Sunday, November 13, 2011

Challenger

I've been working in a frenzy over the weekend on a music video for my tune Challenger. I wanted to share how I did it... first look at this...

That sheet is one page of the list of frame numbers for the song. The video looks computer animated but actually it's "hand animated", sort of. I made little animations, usually individual photoshopped frames (like the glowing dots above). These were included into a long animation at the correct points to correspond to the different notes in the song. I effectively made a different video for each instrument, with a black background, then overlaid each one to make the final edit.

The whole thing was made possible because I wrote a small program to automatically calculate frame numbers when you input the frames-per-second of a video and the beats-per-minute of a tune. This was synchronised with my music software so that I could see where each note was triggered. Then I highlighted the times that the notes played.

The first bit I did was the bass, the vertical red lines. I drew 8 pictures and animated them with the right gaps between frames. Not as easy as it sounds because the notes are not always the same space apart due to fractions of a frame. After 1.5 patterns, the sequence repeats.

Next came some swirly chords which in my head were a cyan/grey sort of swirly colour and for that I used a 3D program to rotate a giant ring. I put two rings inside and made them transparent, offsetting the angles so they twisted as they spun. In the music, the song takes four measures to sweep through the filter, so I used that number of frames, multiplied by 3 (to again account for fractional frames) to complete one sweep, so that's 1080 degrees.

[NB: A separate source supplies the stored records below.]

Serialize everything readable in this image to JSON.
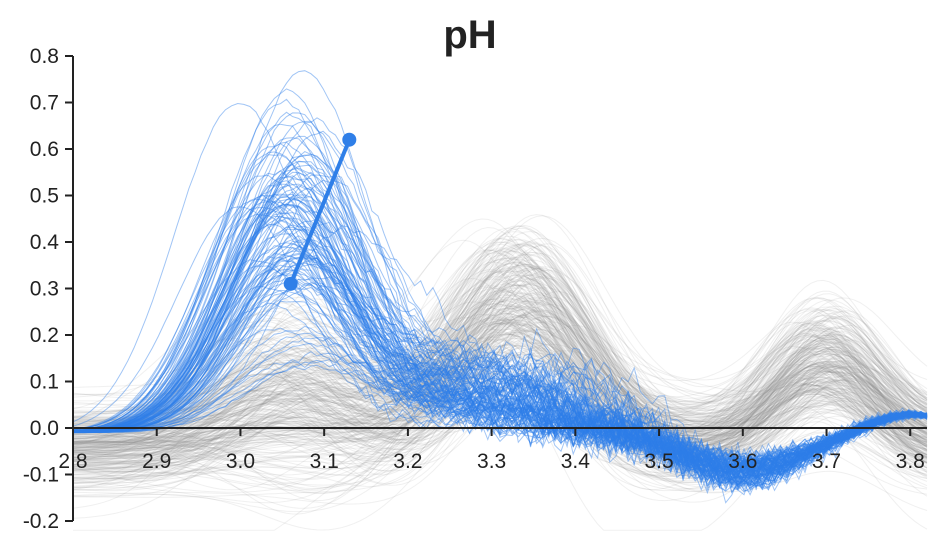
{
  "chart_data": {
    "type": "line",
    "title": "pH",
    "xlabel": "",
    "ylabel": "",
    "xlim": [
      2.8,
      3.82
    ],
    "ylim": [
      -0.2,
      0.8
    ],
    "x_ticks": [
      "2.8",
      "2.9",
      "3.0",
      "3.1",
      "3.2",
      "3.3",
      "3.4",
      "3.5",
      "3.6",
      "3.7",
      "3.8"
    ],
    "y_ticks": [
      "0.8",
      "0.7",
      "0.6",
      "0.5",
      "0.4",
      "0.3",
      "0.2",
      "0.1",
      "0.0",
      "-0.1",
      "-0.2"
    ],
    "grid": false,
    "legend": "none",
    "series": [
      {
        "group": "gray",
        "color": "#8a8a8a",
        "curve_count": 300,
        "peaks": [
          {
            "x": 3.06,
            "y": 0.12
          },
          {
            "x": 3.33,
            "y": 0.43
          },
          {
            "x": 3.7,
            "y": 0.26
          }
        ]
      },
      {
        "group": "highlighted",
        "color": "#2f7fe8",
        "curve_count": 120,
        "peaks": [
          {
            "x": 3.06,
            "y": 0.45
          },
          {
            "x": 3.28,
            "y": 0.12
          }
        ]
      }
    ],
    "annotation": {
      "type": "segment",
      "color": "#2f7fe8",
      "start": {
        "x": 3.06,
        "y": 0.31
      },
      "end": {
        "x": 3.13,
        "y": 0.62
      }
    }
  }
}
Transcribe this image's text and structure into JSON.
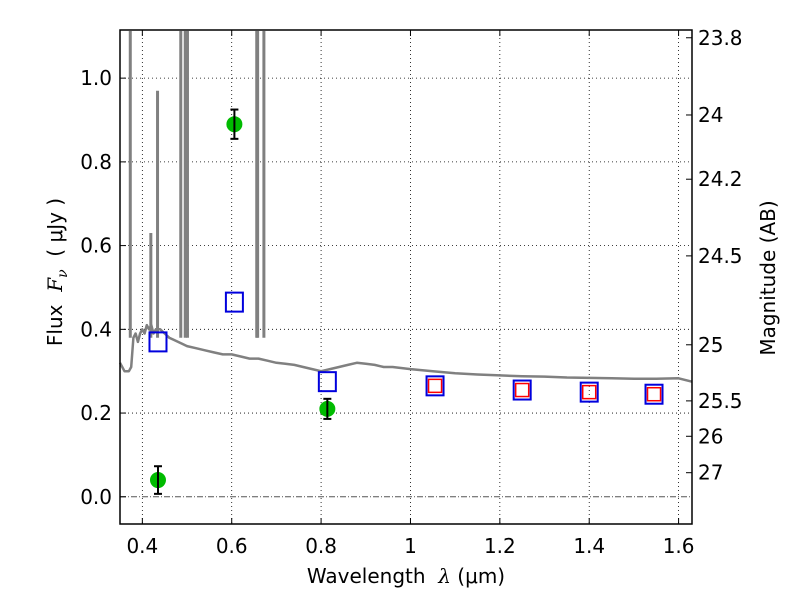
{
  "chart_data": {
    "type": "scatter",
    "title": "",
    "xlabel": "Wavelength  λ (μm)",
    "ylabel": "Flux  F_ν  ( μJy )",
    "ylabel_parts": {
      "prefix": "Flux  ",
      "math": "F",
      "sub": "ν",
      "suffix": "  ( μJy )"
    },
    "xlabel_parts": {
      "prefix": "Wavelength  ",
      "math": "λ",
      "suffix": " (μm)"
    },
    "y2label": "Magnitude (AB)",
    "xlim": [
      0.35,
      1.63
    ],
    "ylim": [
      -0.065,
      1.115
    ],
    "grid": true,
    "x_ticks": [
      0.4,
      0.6,
      0.8,
      1.0,
      1.2,
      1.4,
      1.6
    ],
    "x_tick_labels": [
      "0.4",
      "0.6",
      "0.8",
      "1",
      "1.2",
      "1.4",
      "1.6"
    ],
    "y_ticks": [
      0.0,
      0.2,
      0.4,
      0.6,
      0.8,
      1.0
    ],
    "y_tick_labels": [
      "0.0",
      "0.2",
      "0.4",
      "0.6",
      "0.8",
      "1.0"
    ],
    "y2_ticks": [
      {
        "label": "23.8",
        "mag": 23.8
      },
      {
        "label": "24",
        "mag": 24.0
      },
      {
        "label": "24.2",
        "mag": 24.2
      },
      {
        "label": "24.5",
        "mag": 24.5
      },
      {
        "label": "25",
        "mag": 25.0
      },
      {
        "label": "25.5",
        "mag": 25.5
      },
      {
        "label": "26",
        "mag": 26.0
      },
      {
        "label": "27",
        "mag": 27.0
      }
    ],
    "zero_line": 0.0,
    "colors": {
      "spectrum": "#808080",
      "observed": "#00bb00",
      "model_blue": "#0000dd",
      "model_red": "#ff0000",
      "errorbar": "#000000"
    },
    "series": [
      {
        "name": "model-spectrum",
        "type": "line",
        "x": [
          0.35,
          0.36,
          0.37,
          0.375,
          0.38,
          0.385,
          0.39,
          0.395,
          0.4,
          0.405,
          0.41,
          0.415,
          0.42,
          0.425,
          0.43,
          0.44,
          0.45,
          0.46,
          0.47,
          0.48,
          0.49,
          0.5,
          0.52,
          0.54,
          0.56,
          0.58,
          0.6,
          0.62,
          0.64,
          0.66,
          0.68,
          0.7,
          0.72,
          0.74,
          0.76,
          0.78,
          0.8,
          0.82,
          0.84,
          0.86,
          0.88,
          0.9,
          0.92,
          0.94,
          0.96,
          1.0,
          1.05,
          1.1,
          1.15,
          1.2,
          1.25,
          1.3,
          1.35,
          1.4,
          1.45,
          1.5,
          1.55,
          1.6,
          1.63
        ],
        "y": [
          0.32,
          0.3,
          0.3,
          0.31,
          0.38,
          0.39,
          0.37,
          0.39,
          0.4,
          0.39,
          0.41,
          0.4,
          0.41,
          0.39,
          0.4,
          0.4,
          0.39,
          0.38,
          0.375,
          0.37,
          0.365,
          0.36,
          0.355,
          0.35,
          0.345,
          0.34,
          0.34,
          0.335,
          0.33,
          0.33,
          0.325,
          0.32,
          0.318,
          0.315,
          0.31,
          0.305,
          0.3,
          0.305,
          0.31,
          0.315,
          0.32,
          0.318,
          0.315,
          0.31,
          0.31,
          0.305,
          0.3,
          0.295,
          0.292,
          0.29,
          0.288,
          0.287,
          0.285,
          0.284,
          0.283,
          0.282,
          0.282,
          0.283,
          0.275
        ]
      },
      {
        "name": "emission-lines",
        "type": "lines",
        "x": [
          0.373,
          0.419,
          0.434,
          0.486,
          0.496,
          0.501,
          0.656,
          0.658,
          0.672
        ],
        "peak": [
          1.115,
          0.63,
          0.97,
          1.115,
          1.115,
          1.115,
          1.115,
          1.115,
          1.115
        ]
      },
      {
        "name": "observed-photometry",
        "type": "errorbar",
        "marker": "circle",
        "x": [
          0.435,
          0.606,
          0.814
        ],
        "y": [
          0.04,
          0.89,
          0.21
        ],
        "yerr": [
          0.033,
          0.035,
          0.024
        ]
      },
      {
        "name": "model-photometry-blue",
        "type": "scatter",
        "marker": "square",
        "x": [
          0.435,
          0.606,
          0.814,
          1.055,
          1.25,
          1.4,
          1.545
        ],
        "y": [
          0.37,
          0.465,
          0.275,
          0.265,
          0.255,
          0.25,
          0.245
        ]
      },
      {
        "name": "model-photometry-red",
        "type": "scatter",
        "marker": "square",
        "x": [
          1.055,
          1.25,
          1.4,
          1.545
        ],
        "y": [
          0.265,
          0.255,
          0.25,
          0.245
        ]
      }
    ]
  }
}
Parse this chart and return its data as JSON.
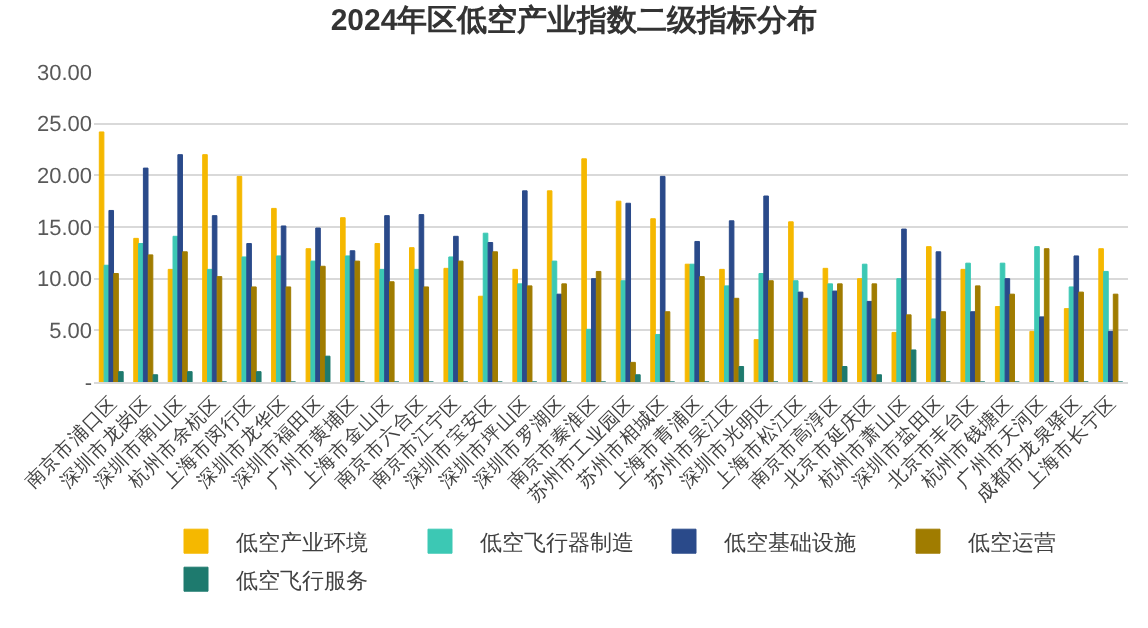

Then came the "sine blobs", the glowing blue dots, which worked like the bass. The most time consuming bit though was the main piano melody. I drew an expanding circle over 70 frames, then had to work out how to put it into the video. In the end I put the notes into "clusters" that had gaps of at least 70 frames between. Then I added enough black space to the start so that when the cluster was triggered on a specific frame, the animation would trigger at the exact right frame for the piano sound. So each note had to be placed as a separate specific animation. There was a lot of mental arithmetic involved for that one!

After that I added a poem and decided to invert the video for dramatic effect for the finale.

Overall, this has been exhausting, but worth it.

The software I used was my usual free set by the way. AviSynth for the main editing, compositing etc. and VirtualDub for previews. I used SUPER to convert to mp4 for YouTube. It took 35 mins to render the final video on my 3Ghz PC.

Phew!

I'm going to leave it for a while now and do the final mastering in a few days. I expect the official release to be in a couple of weeks.

Edit! It's now Jan 2015 and I decided to remaster this, this time using FreeMake to convert it. I added a new "Cornutopia Music" intro and overlay'd a subtitle. It took about an hour in Freemake as an 8000kbps mpp4 file, quite a lot longer than SUPER. Both FreeMake and SUPER are now adware and should be installed only with great care to avoid toolbars and other malware. Freemake v4.0.3.0 was the last stable version that didn't brand your videos (yes, newer versions put their logo in your video!), so use that version. Don't go near SUPER, it auto-updates and can't be uninstalled.